Dabei geht es nicht darum, PowerPoint oder auch eine andere Präsentationssoftware wie Keynote zu verdammen. Schließlich bist du im Joballtag oft dazu verpflichtet, bereits gestaltete Vorlagen in PowerPoint zu verwenden. Das ist im Sinne eines Corporate Designs und einer unternehmensweiten Bildsprache auch sinnvoll. Oftmals hast du ja die Möglichkeit, ergänzend zu den Folien ein Flipchart, eine Metaplanwand oder auch andere Elemente mit einzusetzen.

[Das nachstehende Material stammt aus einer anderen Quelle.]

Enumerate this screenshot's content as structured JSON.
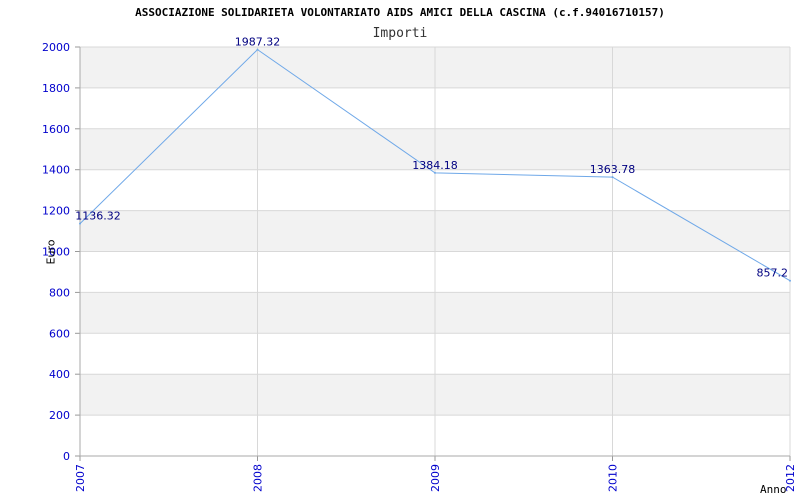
{
  "title": "ASSOCIAZIONE SOLIDARIETA VOLONTARIATO AIDS AMICI DELLA CASCINA (c.f.94016710157)",
  "subtitle": "Importi",
  "colors": {
    "line": "#6fa8e8",
    "label": "#000080",
    "tick": "#0000cc",
    "band": "#f2f2f2",
    "grid": "#d8d8d8"
  },
  "chart_data": {
    "type": "line",
    "title": "ASSOCIAZIONE SOLIDARIETA VOLONTARIATO AIDS AMICI DELLA CASCINA (c.f.94016710157)",
    "subtitle": "Importi",
    "xlabel": "Anno",
    "ylabel": "Euro",
    "categories": [
      "2007",
      "2008",
      "2009",
      "2010",
      "2012"
    ],
    "series": [
      {
        "values": [
          1136.32,
          1987.32,
          1384.18,
          1363.78,
          857.2
        ]
      }
    ],
    "data_labels": [
      "1136.32",
      "1987.32",
      "1384.18",
      "1363.78",
      "857.2"
    ],
    "yticks": [
      "0",
      "200",
      "400",
      "600",
      "800",
      "1000",
      "1200",
      "1400",
      "1600",
      "1800",
      "2000"
    ],
    "ylim": [
      0,
      2000
    ],
    "grid": true,
    "legend": "none"
  }
}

In diesem Beitrag geht es darum, ein paar Grundregeln guter Vorträge anzuwenden und deine Vorträge oder Präsentation trotz PowerPoint lebendig und anschaulich für dein Publikum zu gestalten.

5 Tipps für gute Präsentationen in Kürze:

  1. Fange rechtzeitig mit der Vorbereitung an. Dabei muss der Vortrag zu Beginn alles andere als perfekt sein. Es geht allein ums Anfangen.
  2. Lass dich nur auf Themen ein, die du inhaltlich auch ausfüllen kannst und bei denen du über solides Grundwissen verfügst.
  3. Überlege dir eine Dramaturgie für deinen Vortrag, baue Spannungsmomente ein, visualisiere Inhalte, suche passende Bilder und feile an deinem Inhalt.
  4. Übe deinen Vortrag, deine Präsentation einige Tage vor dem Termin mehrmals. Das hat zwei Effekte: Du wirst sicherer und merkst zudem, wo der Inhalt oder Text auf deiner Folie noch nicht stimmig ist.
  5. In mehreren Korrekturschleifen von Üben, Ändern, Üben, Ändern reift dein Vortrag allmählich zu einem guten und irgendwann zu einem sehr guten Vortrag heran.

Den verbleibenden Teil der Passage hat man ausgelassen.